As my colleagues and I have been writing for the last few weeks, a clear “enthusiasm” gap is opening between Democrats and Republicans, with Democrats more engaged (or is it enraged?) than their GOP counterparts. We are seeing a drop in “strong” approval for President Trump as well as less than robust turn-out from GOP voters in special elections in Kansas, Georgia and Montana.

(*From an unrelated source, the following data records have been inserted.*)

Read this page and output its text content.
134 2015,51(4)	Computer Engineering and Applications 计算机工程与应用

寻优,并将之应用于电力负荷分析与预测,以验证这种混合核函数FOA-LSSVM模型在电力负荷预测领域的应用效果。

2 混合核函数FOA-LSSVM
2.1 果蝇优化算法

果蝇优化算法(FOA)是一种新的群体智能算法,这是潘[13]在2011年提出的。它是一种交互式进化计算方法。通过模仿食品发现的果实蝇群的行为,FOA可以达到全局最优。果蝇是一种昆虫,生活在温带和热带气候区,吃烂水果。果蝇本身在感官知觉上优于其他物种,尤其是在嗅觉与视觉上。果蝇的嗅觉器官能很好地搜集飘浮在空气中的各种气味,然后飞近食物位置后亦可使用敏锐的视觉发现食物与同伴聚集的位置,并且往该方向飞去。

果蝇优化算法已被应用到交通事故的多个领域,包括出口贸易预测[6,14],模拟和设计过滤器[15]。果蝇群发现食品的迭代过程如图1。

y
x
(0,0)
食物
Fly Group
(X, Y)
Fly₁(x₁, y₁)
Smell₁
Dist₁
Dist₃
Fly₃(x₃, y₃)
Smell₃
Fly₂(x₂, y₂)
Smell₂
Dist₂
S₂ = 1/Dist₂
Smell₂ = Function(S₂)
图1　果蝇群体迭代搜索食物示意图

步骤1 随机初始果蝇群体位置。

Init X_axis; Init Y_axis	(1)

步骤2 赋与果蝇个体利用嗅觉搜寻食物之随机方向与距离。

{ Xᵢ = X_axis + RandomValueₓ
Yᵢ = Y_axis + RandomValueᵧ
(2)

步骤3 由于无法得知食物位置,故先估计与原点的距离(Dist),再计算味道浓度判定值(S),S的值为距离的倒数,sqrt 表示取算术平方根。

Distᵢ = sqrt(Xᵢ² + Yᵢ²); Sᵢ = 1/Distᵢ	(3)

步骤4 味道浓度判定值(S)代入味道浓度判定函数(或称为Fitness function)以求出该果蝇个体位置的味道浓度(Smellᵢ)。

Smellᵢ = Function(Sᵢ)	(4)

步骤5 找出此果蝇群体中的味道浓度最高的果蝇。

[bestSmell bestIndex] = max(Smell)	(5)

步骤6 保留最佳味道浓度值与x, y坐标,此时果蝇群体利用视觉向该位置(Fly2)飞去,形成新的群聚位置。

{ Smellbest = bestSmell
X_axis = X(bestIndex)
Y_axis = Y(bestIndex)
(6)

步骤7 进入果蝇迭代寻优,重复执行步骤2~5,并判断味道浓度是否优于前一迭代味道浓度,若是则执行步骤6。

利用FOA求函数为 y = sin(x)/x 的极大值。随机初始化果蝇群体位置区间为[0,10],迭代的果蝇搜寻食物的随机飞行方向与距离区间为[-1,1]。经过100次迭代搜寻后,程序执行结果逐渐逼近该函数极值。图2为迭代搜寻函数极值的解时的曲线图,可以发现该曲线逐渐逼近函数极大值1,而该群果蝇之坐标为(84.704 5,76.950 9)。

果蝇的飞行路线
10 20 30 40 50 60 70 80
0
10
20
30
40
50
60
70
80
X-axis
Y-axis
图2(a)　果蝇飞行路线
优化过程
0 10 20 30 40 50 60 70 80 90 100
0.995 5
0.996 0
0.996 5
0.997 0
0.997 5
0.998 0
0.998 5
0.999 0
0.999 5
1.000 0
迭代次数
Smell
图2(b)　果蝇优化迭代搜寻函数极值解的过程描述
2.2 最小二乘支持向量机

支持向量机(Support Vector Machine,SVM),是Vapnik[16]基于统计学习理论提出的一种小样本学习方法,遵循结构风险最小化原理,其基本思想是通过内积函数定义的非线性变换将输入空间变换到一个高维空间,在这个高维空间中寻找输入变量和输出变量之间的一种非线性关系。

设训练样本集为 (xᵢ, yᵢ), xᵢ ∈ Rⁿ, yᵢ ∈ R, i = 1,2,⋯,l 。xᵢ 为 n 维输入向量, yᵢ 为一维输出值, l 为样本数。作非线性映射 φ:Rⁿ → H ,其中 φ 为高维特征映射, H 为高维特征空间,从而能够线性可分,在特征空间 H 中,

The latest example of this enthusiasm gap is the drop in the percentage of Americans who identify as Republican. Polling taken in May by Gallup finds 45 percent of Americans identify themselves as Democrats and 38 percent identify as Republican. The seven-point gap is the largest recorded by Gallup since April of 2015. With Trump’s overall job rating stalled in the high 30’s to low 40’s and the GOP- controlled Congress yet to rally around (or pass) a significant legislative agenda, it’s not surprising to see fewer Americans identify themselves as a Republican. Think of party identification (do you identify as a Republican, Democrat or independent), like the “bandwagon” effect in sports. The better your team is doing, the more likely that you will follow their games, wear their gear, and proudly tell people you are a fan. But, when your team starts losing, the gear goes back into the closet, the TV is tuned to another program and you give your season tickets away to anyone willing to go to the stadium.
But, before Democrats get too excited about these latest numbers, it’s important to note that there has not been a corresponding bump in the percentage of Americans who identify as Democratic. As Gallup writes, “the Republican decline has been offset mostly by a three-point increase in the percentage of Americans with no party preference or leaning.” In other words, voters may be souring on Republicans but that doesn’t mean they are transferring their allegiance to Democrats.

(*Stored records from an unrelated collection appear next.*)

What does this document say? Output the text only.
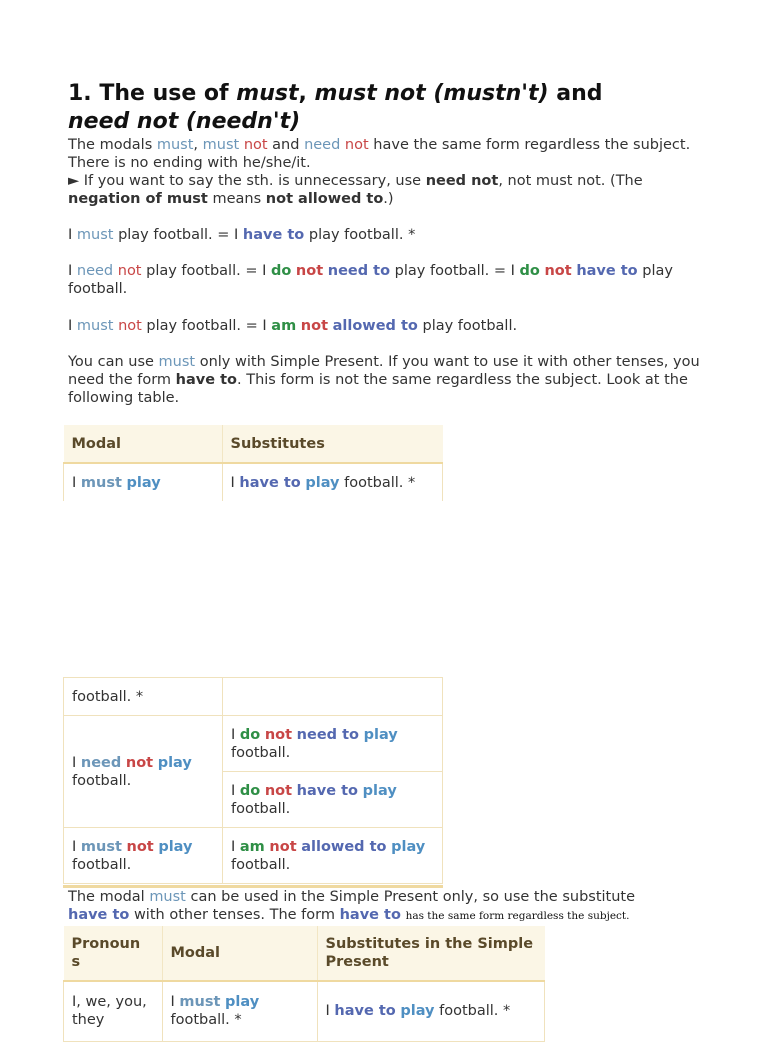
1. The use of must, must not (mustn't) and
need not (needn't)

The modals must, must not and need not have the same form regardless the subject. There is no ending with he/she/it.
► If you want to say the sth. is unnecessary, use need not, not must not. (The
negation of must means not allowed to.)

I must play football. = I have to play football. *

I need not play football. = I do not need to play football. = I do not have to play football.

I must not play football. = I am not allowed to play football.

You can use must only with Simple Present. If you want to use it with other tenses, you need the form have to. This form is not the same regardless the subject. Look at the following table.

Modal	Substitutes
I must play	I have to play football. *
football. *	
I need not play
football.	I do not need to play
football.
	I do not have to play
football.
I must not play
football.	I am not allowed to play
football.

The modal must can be used in the Simple Present only, so use the substitute
have to with other tenses. The form have to has the same form regardless the subject.

Pronoun s	Modal	Substitutes in the Simple Present
I, we, you, they	I must play
football. *	I have to play football. *
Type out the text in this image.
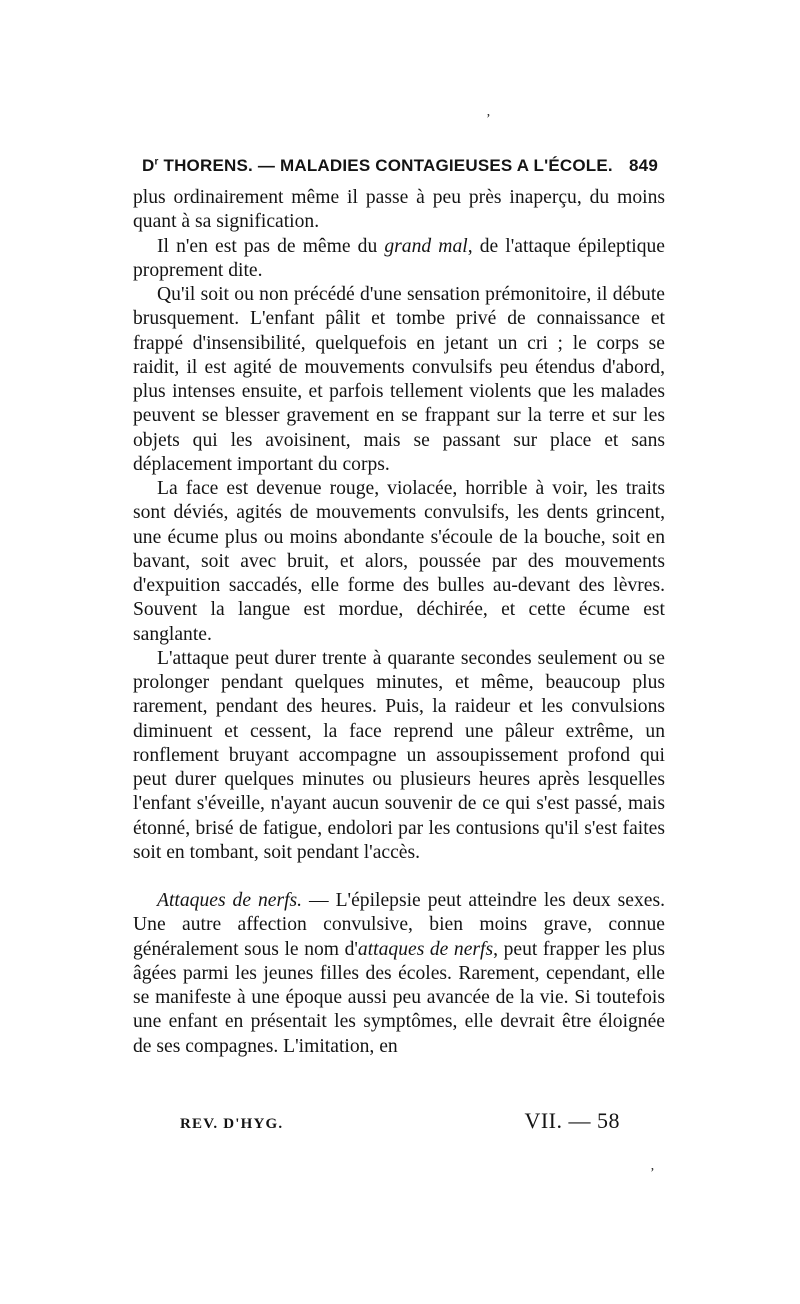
ʼ
$D^r$ THORENS. — MALADIES CONTAGIEUSES A L'ÉCOLE. 849

plus ordinairement même il passe à peu près inaperçu, du moins quant à sa signification.

Il n'en est pas de même du grand mal, de l'attaque épileptique proprement dite.

Qu'il soit ou non précédé d'une sensation prémonitoire, il débute brusquement. L'enfant pâlit et tombe privé de connaissance et frappé d'insensibilité, quelquefois en jetant un cri ; le corps se raidit, il est agité de mouvements convulsifs peu étendus d'abord, plus intenses ensuite, et parfois tellement violents que les malades peuvent se blesser gravement en se frappant sur la terre et sur les objets qui les avoisinent, mais se passant sur place et sans déplacement important du corps.

La face est devenue rouge, violacée, horrible à voir, les traits sont déviés, agités de mouvements convulsifs, les dents grincent, une écume plus ou moins abondante s'écoule de la bouche, soit en bavant, soit avec bruit, et alors, poussée par des mouvements d'expuition saccadés, elle forme des bulles au-devant des lèvres. Souvent la langue est mordue, déchirée, et cette écume est sanglante.

L'attaque peut durer trente à quarante secondes seulement ou se prolonger pendant quelques minutes, et même, beaucoup plus rarement, pendant des heures. Puis, la raideur et les convulsions diminuent et cessent, la face reprend une pâleur extrême, un ronflement bruyant accompagne un assoupissement profond qui peut durer quelques minutes ou plusieurs heures après lesquelles l'enfant s'éveille, n'ayant aucun souvenir de ce qui s'est passé, mais étonné, brisé de fatigue, endolori par les contusions qu'il s'est faites soit en tombant, soit pendant l'accès.

Attaques de nerfs. — L'épilepsie peut atteindre les deux sexes. Une autre affection convulsive, bien moins grave, connue généralement sous le nom d'attaques de nerfs, peut frapper les plus âgées parmi les jeunes filles des écoles. Rarement, cependant, elle se manifeste à une époque aussi peu avancée de la vie. Si toutefois une enfant en présentait les symptômes, elle devrait être éloignée de ses compagnes. L'imitation, en

REV. D'HYG.	VII. — 58
ʼ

Still, a gap this big should worry Republicans. In fact, looking back at third quarter (summer to early fall) data in midterm election years, we find only two other instances since 1994 where Democratic voters had a party ID advantage as big as the one they have today. In the third quarter of 2006, when Democrats picked up 30 seats and flipped control of the House, their advantage on party ID was 10 points - 50-40 percent. The third quarter of 1998 found a Democratic advantage on party ID at seven points – 48 to 41 percent. They won 5 seats that year – the first time since the Civil War that the party of the president picked up seats in a second-term midterm election.
Obviously, we are a long way away from the third quarter of 2018. There’s still time for Congress and the president to right this tilted ship. There’s also the possibility that Democratic intensity – which is red hot today – does not burn as bright in 2018.